Three topics which are unlikely to get you invited to the best dinner parties. So how (if at all) are they related?
Lets start with data mining.
Every year at about this time, Karl Rexer sends out a survey to data miners asking them about the tools they use, and the problems they address.
Over the years since 2007 there have been a few notable changes. Firstly the rise in the number of people who completed the survey, from 300 to 1300 (2011). But also in the change in the toolsets people are using.
If you go back to 2007 the most popular (and liked) tools were SAS and SPSS Clementine. In 2008, R appeared for the first time, and by 2010 R was the most popular tool, with Clementine (by then IBM SPSS Modeler) had almost disappeared.
Some aspects of this are hardly surprising. Clementine was always an expensive tool to purchase, and it has a limited set of algorithms (yes, I know you can add to nodes, but…). R is free. There are algorithms galore, even if they can be tricky to find. Increasingly it’s the tool that students, especially those researching their PhDs will use at University. It’s the data mining tool of the big data movement.

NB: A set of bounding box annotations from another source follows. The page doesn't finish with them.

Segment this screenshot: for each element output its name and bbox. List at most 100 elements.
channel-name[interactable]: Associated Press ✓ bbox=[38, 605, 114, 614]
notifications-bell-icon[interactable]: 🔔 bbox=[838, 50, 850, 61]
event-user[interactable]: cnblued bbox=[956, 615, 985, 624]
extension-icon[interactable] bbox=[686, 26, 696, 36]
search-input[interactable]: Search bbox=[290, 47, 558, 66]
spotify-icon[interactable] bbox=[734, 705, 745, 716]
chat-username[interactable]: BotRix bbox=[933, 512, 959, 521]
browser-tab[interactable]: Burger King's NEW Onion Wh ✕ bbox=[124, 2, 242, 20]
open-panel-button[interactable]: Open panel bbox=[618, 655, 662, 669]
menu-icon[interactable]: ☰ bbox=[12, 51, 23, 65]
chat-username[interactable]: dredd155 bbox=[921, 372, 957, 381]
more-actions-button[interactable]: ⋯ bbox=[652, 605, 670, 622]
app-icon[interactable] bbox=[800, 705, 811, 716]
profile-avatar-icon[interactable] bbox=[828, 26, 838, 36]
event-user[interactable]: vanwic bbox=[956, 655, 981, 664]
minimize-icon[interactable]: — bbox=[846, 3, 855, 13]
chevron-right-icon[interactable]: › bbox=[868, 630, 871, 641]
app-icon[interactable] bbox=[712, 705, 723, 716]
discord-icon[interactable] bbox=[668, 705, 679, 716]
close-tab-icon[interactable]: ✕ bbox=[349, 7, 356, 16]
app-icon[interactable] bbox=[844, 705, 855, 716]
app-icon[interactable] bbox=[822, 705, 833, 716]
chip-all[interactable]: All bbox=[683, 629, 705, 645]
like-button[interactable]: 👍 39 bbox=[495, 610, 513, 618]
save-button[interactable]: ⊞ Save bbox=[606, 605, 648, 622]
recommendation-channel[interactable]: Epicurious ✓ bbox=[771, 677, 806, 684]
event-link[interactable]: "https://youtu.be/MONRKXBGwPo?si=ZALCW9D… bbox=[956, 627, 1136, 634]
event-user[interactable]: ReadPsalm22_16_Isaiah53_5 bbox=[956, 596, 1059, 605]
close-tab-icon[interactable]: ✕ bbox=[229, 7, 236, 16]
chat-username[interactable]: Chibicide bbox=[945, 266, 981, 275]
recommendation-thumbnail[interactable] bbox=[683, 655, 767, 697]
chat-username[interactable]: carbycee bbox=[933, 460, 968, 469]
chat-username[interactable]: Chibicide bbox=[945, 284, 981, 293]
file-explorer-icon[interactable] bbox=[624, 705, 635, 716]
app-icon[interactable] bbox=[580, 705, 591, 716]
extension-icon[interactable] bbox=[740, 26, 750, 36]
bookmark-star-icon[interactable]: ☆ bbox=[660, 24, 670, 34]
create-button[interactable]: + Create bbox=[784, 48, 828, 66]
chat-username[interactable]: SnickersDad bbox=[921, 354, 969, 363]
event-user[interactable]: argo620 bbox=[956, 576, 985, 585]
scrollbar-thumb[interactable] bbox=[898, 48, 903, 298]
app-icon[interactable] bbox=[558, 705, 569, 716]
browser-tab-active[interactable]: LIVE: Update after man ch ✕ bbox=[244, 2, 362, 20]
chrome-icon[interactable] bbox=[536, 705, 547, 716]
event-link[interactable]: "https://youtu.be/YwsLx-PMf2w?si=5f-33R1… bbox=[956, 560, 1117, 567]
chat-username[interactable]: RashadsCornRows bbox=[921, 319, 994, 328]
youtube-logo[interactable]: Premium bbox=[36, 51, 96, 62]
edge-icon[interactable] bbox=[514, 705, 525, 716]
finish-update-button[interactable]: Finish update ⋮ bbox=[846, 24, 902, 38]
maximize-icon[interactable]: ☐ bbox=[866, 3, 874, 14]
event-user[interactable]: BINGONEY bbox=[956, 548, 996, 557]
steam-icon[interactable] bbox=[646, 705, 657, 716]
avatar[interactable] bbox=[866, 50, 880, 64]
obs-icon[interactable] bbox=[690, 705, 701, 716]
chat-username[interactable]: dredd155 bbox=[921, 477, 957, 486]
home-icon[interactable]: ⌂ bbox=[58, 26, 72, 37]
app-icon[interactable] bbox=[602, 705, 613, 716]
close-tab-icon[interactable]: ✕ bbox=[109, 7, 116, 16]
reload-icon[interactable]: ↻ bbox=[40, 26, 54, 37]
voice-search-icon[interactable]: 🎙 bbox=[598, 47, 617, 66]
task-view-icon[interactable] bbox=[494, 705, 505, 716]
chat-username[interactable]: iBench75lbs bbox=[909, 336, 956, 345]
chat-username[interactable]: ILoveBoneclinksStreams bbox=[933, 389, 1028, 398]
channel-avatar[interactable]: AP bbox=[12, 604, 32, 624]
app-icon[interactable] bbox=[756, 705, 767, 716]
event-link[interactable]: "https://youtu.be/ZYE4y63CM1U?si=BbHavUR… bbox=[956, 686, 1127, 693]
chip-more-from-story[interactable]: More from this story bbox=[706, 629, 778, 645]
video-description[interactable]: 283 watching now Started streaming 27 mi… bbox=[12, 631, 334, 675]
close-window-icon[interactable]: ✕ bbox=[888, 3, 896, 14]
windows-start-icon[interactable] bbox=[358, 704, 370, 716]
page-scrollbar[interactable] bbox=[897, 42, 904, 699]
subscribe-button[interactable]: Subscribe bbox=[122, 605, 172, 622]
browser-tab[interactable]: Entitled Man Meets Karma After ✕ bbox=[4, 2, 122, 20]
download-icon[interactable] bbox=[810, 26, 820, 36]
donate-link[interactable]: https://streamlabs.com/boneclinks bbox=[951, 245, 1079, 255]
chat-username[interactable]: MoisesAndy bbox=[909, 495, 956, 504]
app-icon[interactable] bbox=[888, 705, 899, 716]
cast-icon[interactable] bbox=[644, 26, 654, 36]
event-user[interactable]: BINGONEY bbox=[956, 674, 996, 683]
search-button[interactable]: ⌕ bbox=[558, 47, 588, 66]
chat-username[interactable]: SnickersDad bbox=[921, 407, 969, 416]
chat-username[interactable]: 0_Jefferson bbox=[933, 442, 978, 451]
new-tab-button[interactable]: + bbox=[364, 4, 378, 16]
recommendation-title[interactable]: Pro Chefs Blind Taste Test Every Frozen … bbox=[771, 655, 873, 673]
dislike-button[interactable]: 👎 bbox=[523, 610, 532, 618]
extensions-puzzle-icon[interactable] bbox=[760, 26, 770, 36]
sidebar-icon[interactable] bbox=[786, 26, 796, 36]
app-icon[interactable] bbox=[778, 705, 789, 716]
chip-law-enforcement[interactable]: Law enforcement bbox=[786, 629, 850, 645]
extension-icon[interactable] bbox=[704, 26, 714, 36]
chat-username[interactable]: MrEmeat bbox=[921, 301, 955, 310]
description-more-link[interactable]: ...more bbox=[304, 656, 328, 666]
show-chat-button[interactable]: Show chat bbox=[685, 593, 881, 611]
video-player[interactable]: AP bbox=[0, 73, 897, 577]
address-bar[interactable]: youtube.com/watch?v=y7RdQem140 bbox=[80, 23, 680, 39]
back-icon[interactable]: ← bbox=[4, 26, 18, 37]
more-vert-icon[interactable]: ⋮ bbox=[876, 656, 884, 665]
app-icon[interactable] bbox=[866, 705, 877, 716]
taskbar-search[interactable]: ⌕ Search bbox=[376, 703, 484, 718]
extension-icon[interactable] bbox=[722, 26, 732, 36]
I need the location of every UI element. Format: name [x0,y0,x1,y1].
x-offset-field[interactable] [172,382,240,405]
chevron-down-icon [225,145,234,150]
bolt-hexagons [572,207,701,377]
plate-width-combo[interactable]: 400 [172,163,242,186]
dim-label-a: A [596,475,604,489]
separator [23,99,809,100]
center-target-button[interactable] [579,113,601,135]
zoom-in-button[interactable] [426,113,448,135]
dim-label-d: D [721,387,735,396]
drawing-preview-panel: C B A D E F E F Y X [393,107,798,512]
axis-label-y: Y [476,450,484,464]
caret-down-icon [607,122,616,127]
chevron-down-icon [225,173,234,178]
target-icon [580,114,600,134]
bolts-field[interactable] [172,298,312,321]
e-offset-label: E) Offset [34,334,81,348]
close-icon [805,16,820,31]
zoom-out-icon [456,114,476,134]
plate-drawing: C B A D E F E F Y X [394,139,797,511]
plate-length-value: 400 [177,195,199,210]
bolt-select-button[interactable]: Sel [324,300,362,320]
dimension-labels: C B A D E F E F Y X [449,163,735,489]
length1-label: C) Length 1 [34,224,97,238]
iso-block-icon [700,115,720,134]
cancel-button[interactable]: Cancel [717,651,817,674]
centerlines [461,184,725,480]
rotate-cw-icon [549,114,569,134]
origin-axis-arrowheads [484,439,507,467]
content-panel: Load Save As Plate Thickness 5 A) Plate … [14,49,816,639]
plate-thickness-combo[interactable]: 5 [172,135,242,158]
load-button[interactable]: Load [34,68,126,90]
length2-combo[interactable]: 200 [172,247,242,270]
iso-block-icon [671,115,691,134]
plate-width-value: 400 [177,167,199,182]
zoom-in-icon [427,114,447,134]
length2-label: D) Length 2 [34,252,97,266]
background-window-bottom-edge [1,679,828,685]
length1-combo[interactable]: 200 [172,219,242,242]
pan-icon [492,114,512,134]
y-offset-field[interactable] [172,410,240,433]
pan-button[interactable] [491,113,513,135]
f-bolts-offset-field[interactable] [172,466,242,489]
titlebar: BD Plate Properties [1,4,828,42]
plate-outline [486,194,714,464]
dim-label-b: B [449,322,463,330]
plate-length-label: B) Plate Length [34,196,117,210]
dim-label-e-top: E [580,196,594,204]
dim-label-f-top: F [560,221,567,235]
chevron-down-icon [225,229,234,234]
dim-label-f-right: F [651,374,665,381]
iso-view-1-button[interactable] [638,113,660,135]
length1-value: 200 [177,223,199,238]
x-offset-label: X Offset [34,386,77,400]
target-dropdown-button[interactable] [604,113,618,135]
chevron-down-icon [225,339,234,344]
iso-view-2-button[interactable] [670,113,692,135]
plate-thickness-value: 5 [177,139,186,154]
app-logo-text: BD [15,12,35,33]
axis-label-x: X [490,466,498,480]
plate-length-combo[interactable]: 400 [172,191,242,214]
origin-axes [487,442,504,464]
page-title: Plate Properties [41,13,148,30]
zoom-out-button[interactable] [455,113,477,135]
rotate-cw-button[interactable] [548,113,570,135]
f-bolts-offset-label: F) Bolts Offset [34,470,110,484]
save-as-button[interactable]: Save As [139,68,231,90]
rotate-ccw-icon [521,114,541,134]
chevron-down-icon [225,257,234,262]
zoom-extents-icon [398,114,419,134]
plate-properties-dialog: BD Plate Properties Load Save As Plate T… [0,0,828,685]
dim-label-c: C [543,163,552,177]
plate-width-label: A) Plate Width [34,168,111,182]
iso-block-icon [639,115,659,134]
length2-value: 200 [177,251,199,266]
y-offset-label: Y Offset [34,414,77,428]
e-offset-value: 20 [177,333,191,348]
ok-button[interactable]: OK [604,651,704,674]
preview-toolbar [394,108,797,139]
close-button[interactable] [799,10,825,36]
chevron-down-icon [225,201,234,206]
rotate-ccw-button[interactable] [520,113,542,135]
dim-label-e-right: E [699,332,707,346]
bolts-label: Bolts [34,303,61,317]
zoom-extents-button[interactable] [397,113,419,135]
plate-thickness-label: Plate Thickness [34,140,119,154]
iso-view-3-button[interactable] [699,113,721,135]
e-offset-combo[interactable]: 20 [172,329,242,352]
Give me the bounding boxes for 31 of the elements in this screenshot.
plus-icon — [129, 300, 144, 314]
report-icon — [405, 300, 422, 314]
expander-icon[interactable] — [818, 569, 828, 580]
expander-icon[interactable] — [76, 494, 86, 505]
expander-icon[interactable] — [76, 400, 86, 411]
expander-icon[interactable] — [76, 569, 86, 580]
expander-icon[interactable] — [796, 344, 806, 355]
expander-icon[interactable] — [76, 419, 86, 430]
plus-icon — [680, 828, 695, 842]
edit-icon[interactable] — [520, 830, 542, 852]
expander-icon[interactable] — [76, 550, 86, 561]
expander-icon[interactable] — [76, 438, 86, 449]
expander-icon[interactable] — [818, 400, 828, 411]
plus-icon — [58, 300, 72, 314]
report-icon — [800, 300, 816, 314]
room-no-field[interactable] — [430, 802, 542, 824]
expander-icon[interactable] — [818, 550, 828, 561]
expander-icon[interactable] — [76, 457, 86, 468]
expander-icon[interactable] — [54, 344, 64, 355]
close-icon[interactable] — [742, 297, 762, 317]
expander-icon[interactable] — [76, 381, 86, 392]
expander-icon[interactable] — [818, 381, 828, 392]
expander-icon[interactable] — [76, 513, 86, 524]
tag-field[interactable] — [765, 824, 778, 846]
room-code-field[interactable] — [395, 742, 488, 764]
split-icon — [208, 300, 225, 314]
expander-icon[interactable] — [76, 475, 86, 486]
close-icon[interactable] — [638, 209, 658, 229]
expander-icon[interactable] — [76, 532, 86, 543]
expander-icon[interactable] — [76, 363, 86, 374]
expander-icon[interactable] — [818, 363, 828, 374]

Back in the 1500s religion, specifically the tensions within religion, were deeply intertwined with the disruptive technology of the day: movable type.
The religious dispute was the reformation of the Catholic church, and one of the core aspects of this was the relationship between individuals and God. Did we need a priesthood or saints to intercede on our behalf? Couldn’t we read the word of God ourselves, and learn the lessons directly? The bible was the big data of the 1500s, and the printing press was the technology that allowed people to translate the bible and provide access to the truth.
Sound a bit familiar?
Yet here we are in the midst of the big data reformation and it appears that we are creating a priesthood, not removing it. What makes Clementine a great tool is that it is intensely and beautifully useable. It has an interface that is elegant and intuitive. This allowed data miners to focus on the meaning of the analysis, not the mechanism of the analysis.
R, for all its strengths, is not elegant or beautiful. When you use R it is like stepping back into the world of SAS procs in the 90s. Too much effort is spent getting the software to work, and not enough is spent on the bigger picture.
“Aha!” you say, “But I’m an expert – I can use R at lightning speeds, I don’t need an elegant GUI!” And so the politics is born.
Do we believe that data mining and data science is the province of a priesthood? The select, who will interpret the holy truths on behalf of the unwashed masses (lets call them managers)? Or do we believe that data science should be democratized and made available to as many people as possible? Can they handle the truth?
Can we navigate the political waters, get over our religious differences, and deliver on the promise of analysis in the world of big data?